Pure wonder followed by terror

The Hammer Hack

Who doesn’t love a hack?

A hack. A clever bit of knowledge that, when used, provides disproportionate return on investment. The fact that it costs you little to nothing to use and deploy a hack isn’t irrelevant. You understand the work involved in discovering and refining what others call a hack. You call it knowledge, and knowledge is processed experience.

That is part of the joy of a hack. It’s your relief that, whew, I don’t have to do all the work to enjoy the reward. Our ability to both create and share hacks is fundamental to our species. We share hacks as gifts in how we play and how we work.

Think about the first hammer. Someone somewhere, a very, very long time ago — probably accidentally — figured out that when you lashed a stone to the end of the stick, they suddenly could clobber the crap out of stuff. CLOBBER BASH WHACK. This is so much easier than hitting stuff with my hands…. hurts a whole lot less. Also, kind’a fun, right?

All this clobbering did not go unnoticed. Nearby others quickly recognized this exponential value of stone lashed to stick, figured out how to build one themselves, and commenced their own clobbering, bashing, and whacking. THIS IS FUN.

This is Fun

My current most productive Claude Code workflow for developing the randinrepose.com weblog — it’s a WordPress joint — involves a long-running Ghostty session:

  • I used to have Claude Code build scripts for me to perform tasks, but I realized scripts are actually a time-saver of the past. I can ask Claude Code to do many of the common activities, including: Google Analytics queries, theme tweaks, and plugin development and management. Yes, sometimes I build a script, but more often than not, my one-off requests are readily fulfilled by robots calling available APIs. Worth noting that Claude Code is frequently developing scripts on its own, but I’m mostly unaware of this.
  • Whenever I complete a task, I have the robots update a file called worklog.md. This Markdown file is a log of everything that I’ve done with the site since I started this process two months ago. This file is checked in along with everything else into GitHub.
  • Finally, and more recently, I’ve learned of claude.md, which is a markdown file Claude Code loads at the beginning of the session. This file is a home to core principles I want the robot to follow (Ask clarifying questions), critical dependencies in the project (I use external typefaces, they are slow, I understand and accept this), build and deployment reminders, known issues, readily available tools, and much more. Claude Code loads this at the beginning of the session and suddenly knows, well, all the hacks we’ve developed over the past two months.

Each of the prior three bullets is a result of the robots doing something frustrating. The primary issue is blowing away the context of what we’re working on and having to remind the robot of the hack. Yes, you can copy files to production. This is how. Yes, I know that performance is slower because of remotely loading fonts. Yes, we’ve already tried other approaches, and they didn’t perform.

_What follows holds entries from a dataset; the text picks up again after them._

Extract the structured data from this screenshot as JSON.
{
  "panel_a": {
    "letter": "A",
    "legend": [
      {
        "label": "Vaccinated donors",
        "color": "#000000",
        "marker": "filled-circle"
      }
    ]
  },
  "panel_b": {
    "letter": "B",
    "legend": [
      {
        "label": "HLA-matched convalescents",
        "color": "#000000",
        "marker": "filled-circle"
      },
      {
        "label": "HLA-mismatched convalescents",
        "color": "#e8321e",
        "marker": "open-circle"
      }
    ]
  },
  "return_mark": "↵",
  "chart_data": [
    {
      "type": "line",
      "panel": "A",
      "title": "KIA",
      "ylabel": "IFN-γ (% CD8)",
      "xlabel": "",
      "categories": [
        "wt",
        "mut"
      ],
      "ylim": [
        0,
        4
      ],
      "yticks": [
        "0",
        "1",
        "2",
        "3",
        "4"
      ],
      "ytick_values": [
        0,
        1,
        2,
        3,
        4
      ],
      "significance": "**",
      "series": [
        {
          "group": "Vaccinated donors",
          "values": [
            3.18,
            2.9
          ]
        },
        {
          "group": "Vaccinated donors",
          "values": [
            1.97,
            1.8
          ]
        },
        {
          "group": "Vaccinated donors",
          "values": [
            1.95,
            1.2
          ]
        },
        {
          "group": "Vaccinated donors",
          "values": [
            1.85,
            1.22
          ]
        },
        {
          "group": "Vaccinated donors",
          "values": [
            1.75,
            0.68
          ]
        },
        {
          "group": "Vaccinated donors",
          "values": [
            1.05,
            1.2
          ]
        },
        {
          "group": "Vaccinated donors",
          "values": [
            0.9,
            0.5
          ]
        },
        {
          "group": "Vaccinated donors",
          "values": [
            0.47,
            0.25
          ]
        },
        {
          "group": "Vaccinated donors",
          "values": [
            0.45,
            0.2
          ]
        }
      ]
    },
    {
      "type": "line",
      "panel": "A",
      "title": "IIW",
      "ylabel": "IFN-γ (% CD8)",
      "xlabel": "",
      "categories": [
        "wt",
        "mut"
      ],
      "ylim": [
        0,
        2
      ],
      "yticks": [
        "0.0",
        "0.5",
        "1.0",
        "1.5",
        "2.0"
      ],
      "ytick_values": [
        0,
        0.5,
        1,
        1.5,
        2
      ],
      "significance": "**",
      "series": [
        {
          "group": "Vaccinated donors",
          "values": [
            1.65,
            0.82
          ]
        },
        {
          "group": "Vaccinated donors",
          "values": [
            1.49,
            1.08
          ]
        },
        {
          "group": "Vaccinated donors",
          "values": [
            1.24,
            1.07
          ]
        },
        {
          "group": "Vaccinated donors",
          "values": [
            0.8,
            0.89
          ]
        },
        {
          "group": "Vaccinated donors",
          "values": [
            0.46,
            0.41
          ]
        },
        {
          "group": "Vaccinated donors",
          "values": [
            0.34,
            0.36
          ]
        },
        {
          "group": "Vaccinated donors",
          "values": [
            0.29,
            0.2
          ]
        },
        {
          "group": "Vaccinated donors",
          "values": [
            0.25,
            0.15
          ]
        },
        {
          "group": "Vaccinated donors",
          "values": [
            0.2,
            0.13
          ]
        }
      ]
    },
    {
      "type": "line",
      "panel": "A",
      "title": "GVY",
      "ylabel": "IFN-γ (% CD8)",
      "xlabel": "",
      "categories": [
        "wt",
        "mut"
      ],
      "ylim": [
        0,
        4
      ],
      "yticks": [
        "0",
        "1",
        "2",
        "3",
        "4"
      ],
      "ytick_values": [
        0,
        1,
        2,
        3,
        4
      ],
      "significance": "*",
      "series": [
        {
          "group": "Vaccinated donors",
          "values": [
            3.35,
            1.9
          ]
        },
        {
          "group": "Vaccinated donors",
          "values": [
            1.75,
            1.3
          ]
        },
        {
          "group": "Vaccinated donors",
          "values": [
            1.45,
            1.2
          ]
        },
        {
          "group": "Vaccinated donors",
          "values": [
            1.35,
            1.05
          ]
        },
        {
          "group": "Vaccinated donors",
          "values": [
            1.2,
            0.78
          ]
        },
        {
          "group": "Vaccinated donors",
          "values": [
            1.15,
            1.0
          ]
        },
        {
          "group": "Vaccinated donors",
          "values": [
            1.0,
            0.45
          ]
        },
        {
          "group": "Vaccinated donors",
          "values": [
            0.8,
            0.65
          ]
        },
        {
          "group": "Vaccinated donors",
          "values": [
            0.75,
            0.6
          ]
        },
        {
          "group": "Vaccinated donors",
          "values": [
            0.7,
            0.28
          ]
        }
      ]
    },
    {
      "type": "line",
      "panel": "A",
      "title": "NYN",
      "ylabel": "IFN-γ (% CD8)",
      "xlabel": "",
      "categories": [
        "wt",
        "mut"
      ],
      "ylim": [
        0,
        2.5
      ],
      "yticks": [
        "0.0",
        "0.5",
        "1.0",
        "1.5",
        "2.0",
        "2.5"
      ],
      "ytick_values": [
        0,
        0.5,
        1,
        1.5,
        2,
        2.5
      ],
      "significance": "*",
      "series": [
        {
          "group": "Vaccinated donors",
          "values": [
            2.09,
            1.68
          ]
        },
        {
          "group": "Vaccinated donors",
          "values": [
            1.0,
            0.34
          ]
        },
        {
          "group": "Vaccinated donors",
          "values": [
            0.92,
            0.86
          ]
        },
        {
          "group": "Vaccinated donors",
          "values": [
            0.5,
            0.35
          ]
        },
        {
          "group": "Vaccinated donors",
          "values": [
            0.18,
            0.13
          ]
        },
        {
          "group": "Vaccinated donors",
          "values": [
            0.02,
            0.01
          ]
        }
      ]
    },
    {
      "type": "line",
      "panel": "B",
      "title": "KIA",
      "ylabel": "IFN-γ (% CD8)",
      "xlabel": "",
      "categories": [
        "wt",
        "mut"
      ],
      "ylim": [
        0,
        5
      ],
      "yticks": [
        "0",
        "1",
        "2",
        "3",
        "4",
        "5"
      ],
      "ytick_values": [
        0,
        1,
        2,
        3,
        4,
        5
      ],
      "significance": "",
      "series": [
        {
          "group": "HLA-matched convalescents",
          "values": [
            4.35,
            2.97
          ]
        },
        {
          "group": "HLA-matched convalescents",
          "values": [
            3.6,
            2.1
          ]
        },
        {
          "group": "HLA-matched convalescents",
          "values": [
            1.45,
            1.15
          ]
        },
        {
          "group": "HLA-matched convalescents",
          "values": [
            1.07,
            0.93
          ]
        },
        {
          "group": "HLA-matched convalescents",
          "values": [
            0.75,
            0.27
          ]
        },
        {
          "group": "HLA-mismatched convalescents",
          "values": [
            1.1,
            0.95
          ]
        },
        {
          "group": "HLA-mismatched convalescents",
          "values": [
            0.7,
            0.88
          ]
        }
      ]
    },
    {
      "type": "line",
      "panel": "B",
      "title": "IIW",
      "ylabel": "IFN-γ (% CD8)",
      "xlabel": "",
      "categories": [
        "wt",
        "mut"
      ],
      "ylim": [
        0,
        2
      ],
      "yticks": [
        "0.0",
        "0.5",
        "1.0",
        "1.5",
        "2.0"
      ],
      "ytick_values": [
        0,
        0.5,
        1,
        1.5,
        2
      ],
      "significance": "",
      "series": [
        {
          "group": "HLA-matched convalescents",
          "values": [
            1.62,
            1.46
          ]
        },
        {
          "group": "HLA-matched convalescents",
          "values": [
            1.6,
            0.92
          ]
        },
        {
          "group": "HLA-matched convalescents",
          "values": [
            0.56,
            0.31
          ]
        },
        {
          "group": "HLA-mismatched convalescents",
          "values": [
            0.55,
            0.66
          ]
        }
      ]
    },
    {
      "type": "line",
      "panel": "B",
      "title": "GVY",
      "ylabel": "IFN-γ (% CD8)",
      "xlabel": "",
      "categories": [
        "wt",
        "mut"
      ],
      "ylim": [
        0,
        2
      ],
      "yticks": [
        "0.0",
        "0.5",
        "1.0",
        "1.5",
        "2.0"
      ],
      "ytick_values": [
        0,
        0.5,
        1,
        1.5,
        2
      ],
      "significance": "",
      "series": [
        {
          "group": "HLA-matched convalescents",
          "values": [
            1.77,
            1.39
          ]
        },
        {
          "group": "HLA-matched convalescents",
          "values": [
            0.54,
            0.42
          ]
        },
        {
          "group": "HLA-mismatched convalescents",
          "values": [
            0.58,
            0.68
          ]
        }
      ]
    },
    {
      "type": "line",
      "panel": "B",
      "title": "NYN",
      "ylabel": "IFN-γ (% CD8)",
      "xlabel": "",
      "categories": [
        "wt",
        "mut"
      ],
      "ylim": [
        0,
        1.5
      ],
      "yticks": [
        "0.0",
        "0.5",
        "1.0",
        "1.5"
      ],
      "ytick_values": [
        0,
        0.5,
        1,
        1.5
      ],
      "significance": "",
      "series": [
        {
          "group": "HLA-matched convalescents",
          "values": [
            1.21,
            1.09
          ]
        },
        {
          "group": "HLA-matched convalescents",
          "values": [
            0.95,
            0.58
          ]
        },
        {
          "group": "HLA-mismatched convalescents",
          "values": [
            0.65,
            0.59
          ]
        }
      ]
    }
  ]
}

It’s a series of hacks I’ve developed not only because I keep catching the robots in errors, but also because I deeply understand how software is developed. Robot mistakes look mostly like the mistakes we humans make, and I’ve made a career out of sniffing out and fixing mistakes big and small.

The Hammer Hack

Most of the initial reactions I’ve seen to the first use of AI are pure wonder. How did it know? How does it do it? If it can do this, what sorcery can it perform? Pure wonder is usually followed by terror, too. How did it know? How does it do it? If it can do this, what other sorcery can it perform?

Watching a robot do work you thought was the domain of we humans is wondrous and alarming. Watching someone with no experience build, draw, or create something via robots for the first time is a joy. Watching them attempt to finish that building, complete that drawing, or put a bow on the creation quickly devolves into a study in frustration. These previously delighted humans quickly realize they don’t have the language or the experience to explain their intent or their goals, so the robot hallucinates their intent. This turns into a frustrating communication pain spiral where the creator becomes increasingly frustrated, and the robot becomes increasingly unhelpful and apologetic.

There are two populations I see using the robots. An excited group of humans who believe these tools are going to magically build for them, even though these humans have no experience in this craft. Unless these humans take the time to understand how to build, the results will be incomplete or mediocre.

The other population knows a hammer doesn’t build anything for you; it just makes the act of building easier. Understanding the act of building doesn’t make your product good; it’s the experience of building and deeply understanding what you want to build that makes it great.